Monday 2 November 2015

Book review: A History of Television in 100 Programmes

You know those lists you get of TV programmes, in (really annoying) TV programmes? This isn’t that sort of list.

It’s a list of TV programmes in a book and it’s much better.

First there are no talking heads and secondly this is someone who really knows their stuff. And author Phil Norman is so good at describing the programmes that you almost don’t need to see any clips. (Although it did make me want to see Heimat and Boys from the Blackstuff and Our Friends in the North again. Not to mention Tiswas.)

There’s an introduction, and then three pages each on the 100 programmes he has chosen (and lots of footnotes). The programmes are partly there because they’re memorable, and partly because they have something to say about how television has evolved.

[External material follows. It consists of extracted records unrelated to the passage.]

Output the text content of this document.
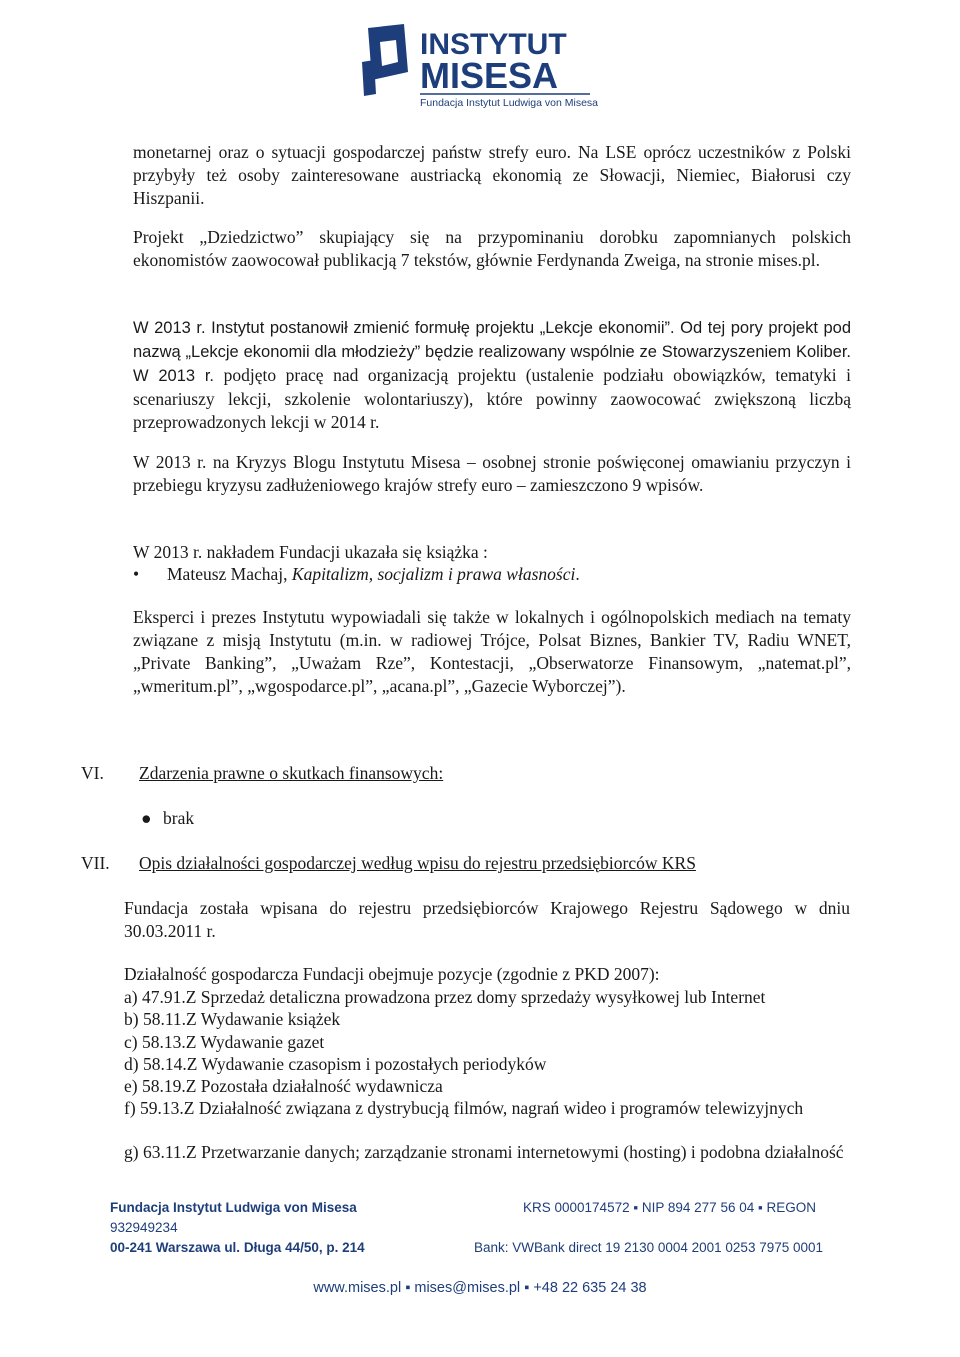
INSTYTUT
MISESA
Fundacja Instytut Ludwiga von Misesa

monetarnej oraz o sytuacji gospodarczej państw strefy euro. Na LSE oprócz uczestników z Polski przybyły też osoby zainteresowane austriacką ekonomią ze Słowacji, Niemiec, Białorusi czy Hiszpanii.

Projekt „Dziedzictwo” skupiający się na przypominaniu dorobku zapomnianych polskich ekonomistów zaowocował publikacją 7 tekstów, głównie Ferdynanda Zweiga, na stronie mises.pl.

W 2013 r. Instytut postanowił zmienić formułę projektu „Lekcje ekonomii”. Od tej pory projekt pod nazwą „Lekcje ekonomii dla młodzieży” będzie realizowany wspólnie ze Stowarzyszeniem Koliber. W 2013 r. podjęto pracę nad organizacją projektu (ustalenie podziału obowiązków, tematyki i scenariuszy lekcji, szkolenie wolontariuszy), które powinny zaowocować zwiększoną liczbą przeprowadzonych lekcji w 2014 r.

W 2013 r. na Kryzys Blogu Instytutu Misesa – osobnej stronie poświęconej omawianiu przyczyn i przebiegu kryzysu zadłużeniowego krajów strefy euro – zamieszczono 9 wpisów.

W 2013 r. nakładem Fundacji ukazała się książka :

• Mateusz Machaj, Kapitalizm, socjalizm i prawa własności.

Eksperci i prezes Instytutu wypowiadali się także w lokalnych i ogólnopolskich mediach na tematy związane z misją Instytutu (m.in. w radiowej Trójce, Polsat Biznes, Bankier TV, Radiu WNET, „Private Banking”, „Uważam Rze”, Kontestacji, „Obserwatorze Finansowym, „natemat.pl”, „wmeritum.pl”, „wgospodarce.pl”, „acana.pl”, „Gazecie Wyborczej”).

VI.	Zdarzenia prawne o skutkach finansowych:
● brak
VII.	Opis działalności gospodarczej według wpisu do rejestru przedsiębiorców KRS

Fundacja została wpisana do rejestru przedsiębiorców Krajowego Rejestru Sądowego w dniu 30.03.2011 r.

Działalność gospodarcza Fundacji obejmuje pozycje (zgodnie z PKD 2007):

a) 47.91.Z Sprzedaż detaliczna prowadzona przez domy sprzedaży wysyłkowej lub Internet

b) 58.11.Z Wydawanie książek

c) 58.13.Z Wydawanie gazet

d) 58.14.Z Wydawanie czasopism i pozostałych periodyków

e) 58.19.Z Pozostała działalność wydawnicza

f) 59.13.Z Działalność związana z dystrybucją filmów, nagrań wideo i programów telewizyjnych

g) 63.11.Z Przetwarzanie danych; zarządzanie stronami internetowymi (hosting) i podobna działalność

Fundacja Instytut Ludwiga von Misesa	KRS 0000174572 ▪ NIP 894 277 56 04 ▪ REGON
932949234
00-241 Warszawa ul. Długa 44/50, p. 214	Bank: VWBank direct 19 2130 0004 2001 0253 7975 0001
www.mises.pl ▪ mises@mises.pl ▪ +48 22 635 24 38
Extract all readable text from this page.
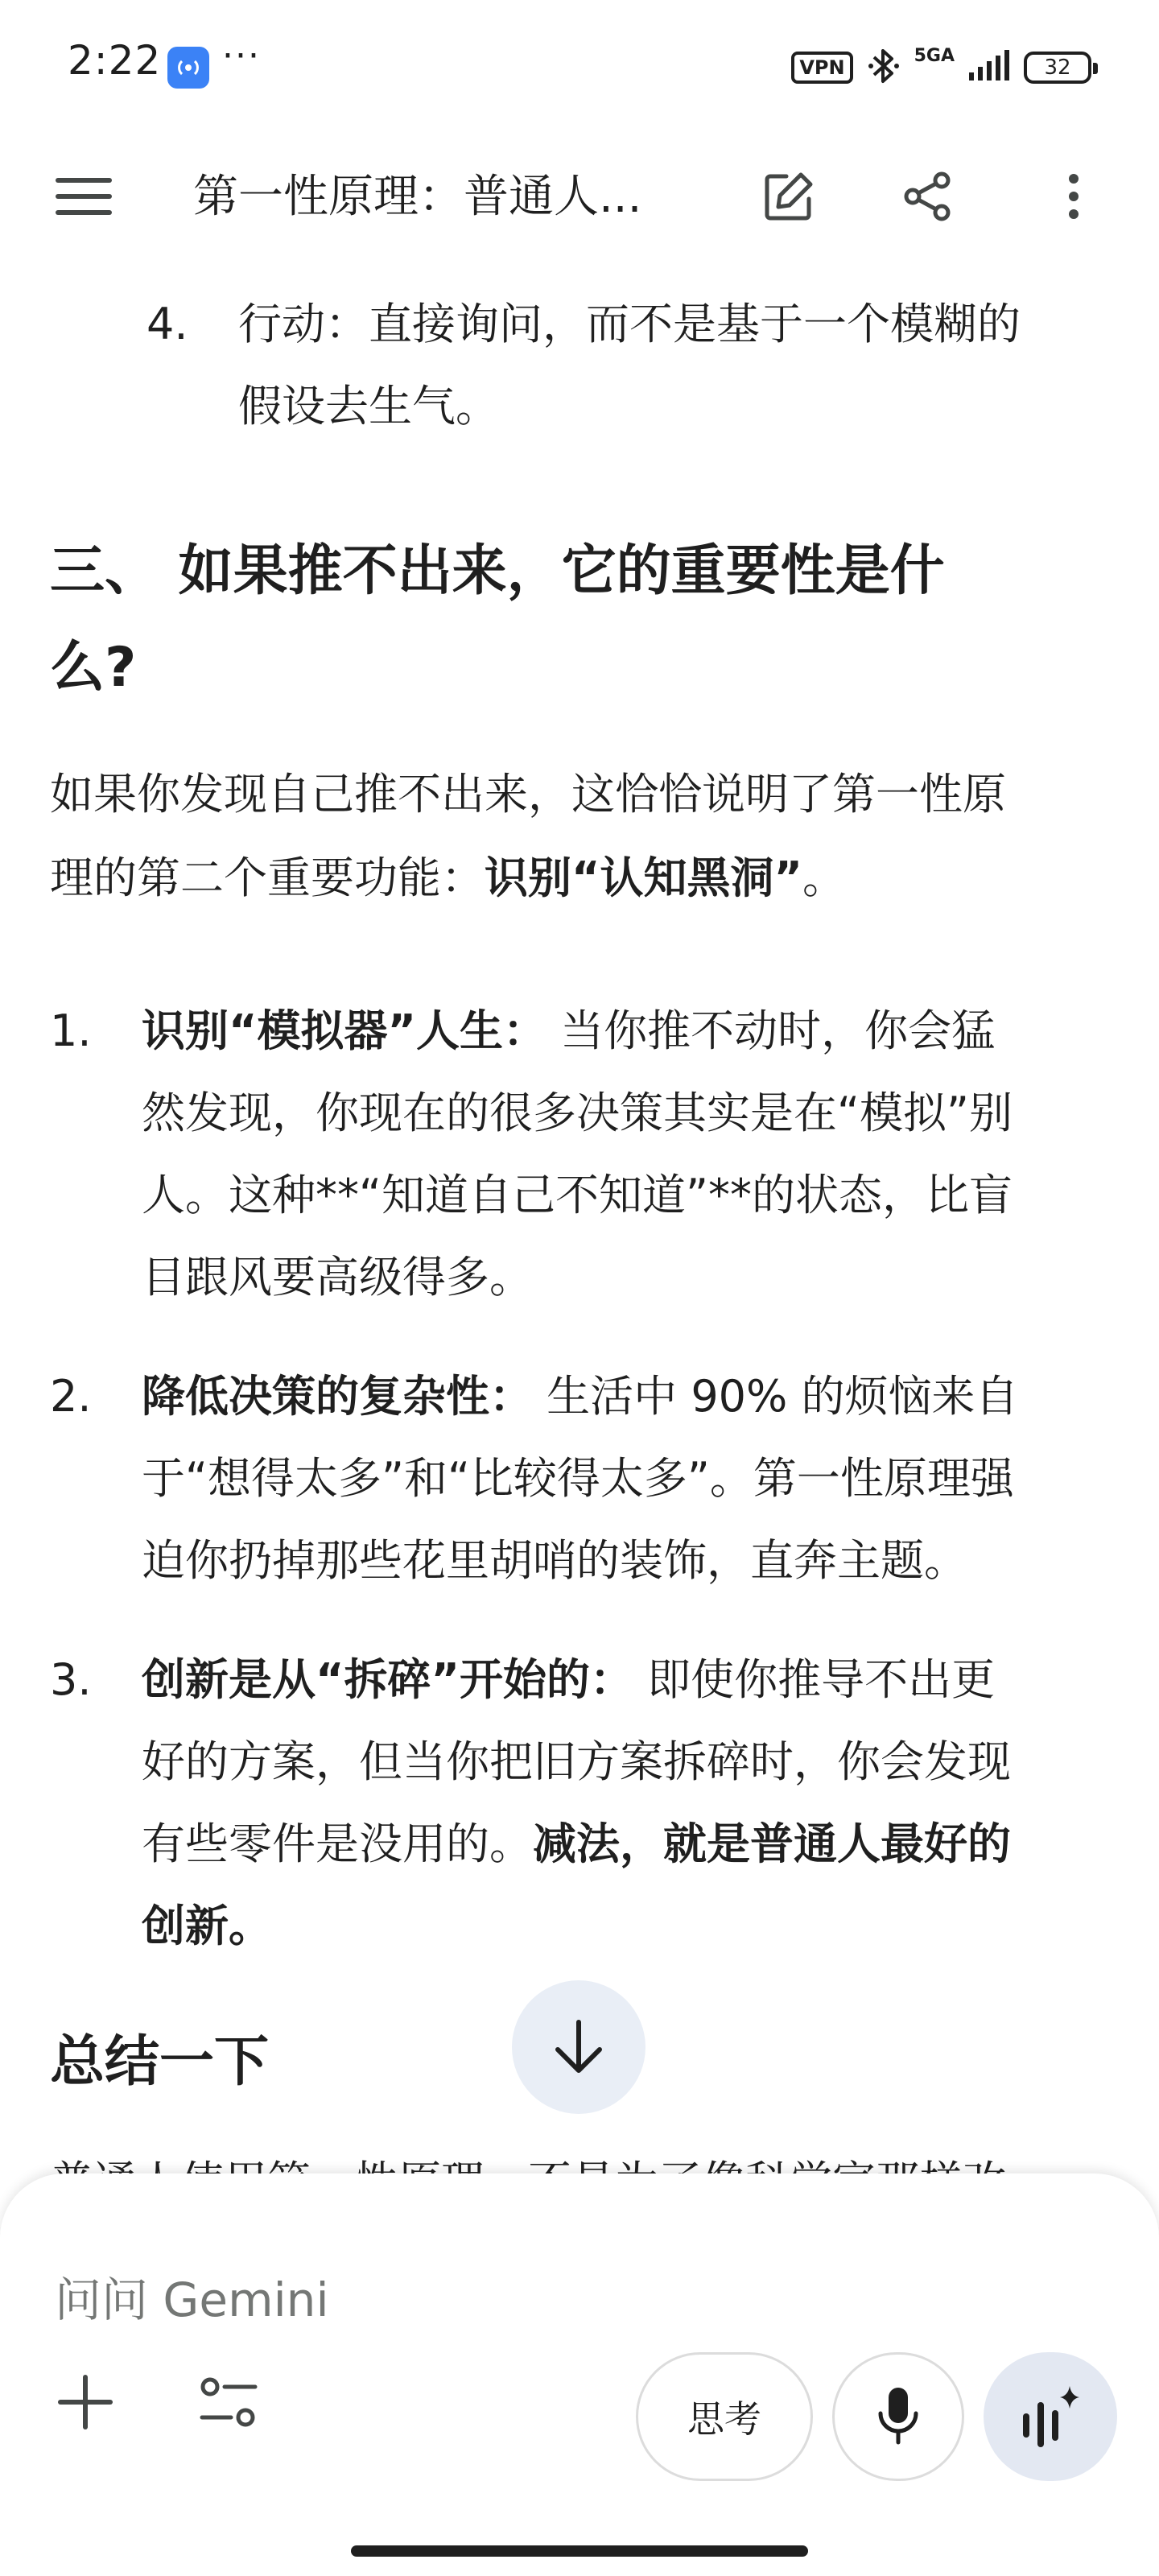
2:22 ···	VPN
5GA	32
第一性原理：普通人...
4. 行动：直接询问，而不是基于一个模糊的
假设去生气。
三、 如果推不出来，它的重要性是什
么?
如果你发现自己推不出来，这恰恰说明了第一性原
理的第二个重要功能：识别“认知黑洞”。
1. 识别“模拟器”人生： 当你推不动时，你会猛
然发现，你现在的很多决策其实是在“模拟”别
人。这种**“知道自己不知道”**的状态，比盲
目跟风要高级得多。
2. 降低决策的复杂性： 生活中 90% 的烦恼来自
于“想得太多”和“比较得太多”。第一性原理强
迫你扔掉那些花里胡哨的装饰，直奔主题。
3. 创新是从“拆碎”开始的： 即使你推导不出更
好的方案，但当你把旧方案拆碎时，你会发现
有些零件是没用的。减法，就是普通人最好的
创新。
总结一下
问问 Gemini
思考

I learnt that the first celebrity chef – complete with merchandise – set the tone for all the others when he appeared on British televisions in 1946. That Was The Week That Was began the “smutty path of least resistance” that has tarnished topical comedy ever since.  And the concept of the “story arc” pre-dates Doctor Who.

It’s both erudite and enthusiastic and, for such a long book, admirably economical. You can get a lot into three pages when you write this well: context, description, wit and a very nice turn of phrase. “Pavlovian faff” (audience participation comedy), “pious ennui” (Sundays).

And this description of Jonathan Meades, my favourite line in the book because it says so much in so little space about what’s wrong with documentaries: “the boy least likely to ‘go on a journey’ or be filmed studying archive footage on an iPad”.

There’s loads more good stuff I’d love to quote, but why don’t you just read it yourself? You’ll like it.

Music television is represented, as you might expect, by Six-Five Special and The Tube and, as you might not, by Kingsley Amis Goes Pop.

There’s also Supersonic, The Oxford Road Show, The Tube and The Max Headroom Show – all very much of their time, as their chapters remind us.  And who can forget Antoine de Caunes in Rapido: “a Max Headroom routine as retold by an espresso-fuelled Jacques Derrida”.  The X Factor gets a mention in passing (“treating a random MOR singing contest as if it were a war crimes tribunal”).

You can read this on a nostalgia level (I was delighted to find out I hadn’t hallucinated The Adventures of Twizzle), but you can also read it to get an education. I found out a lot. There’s even something about “retro punditry”. Turns out it’s not a symptom of 21st century dumbing down at all: it started in 1969.

Disclaimer: I was sent a review copy of this book.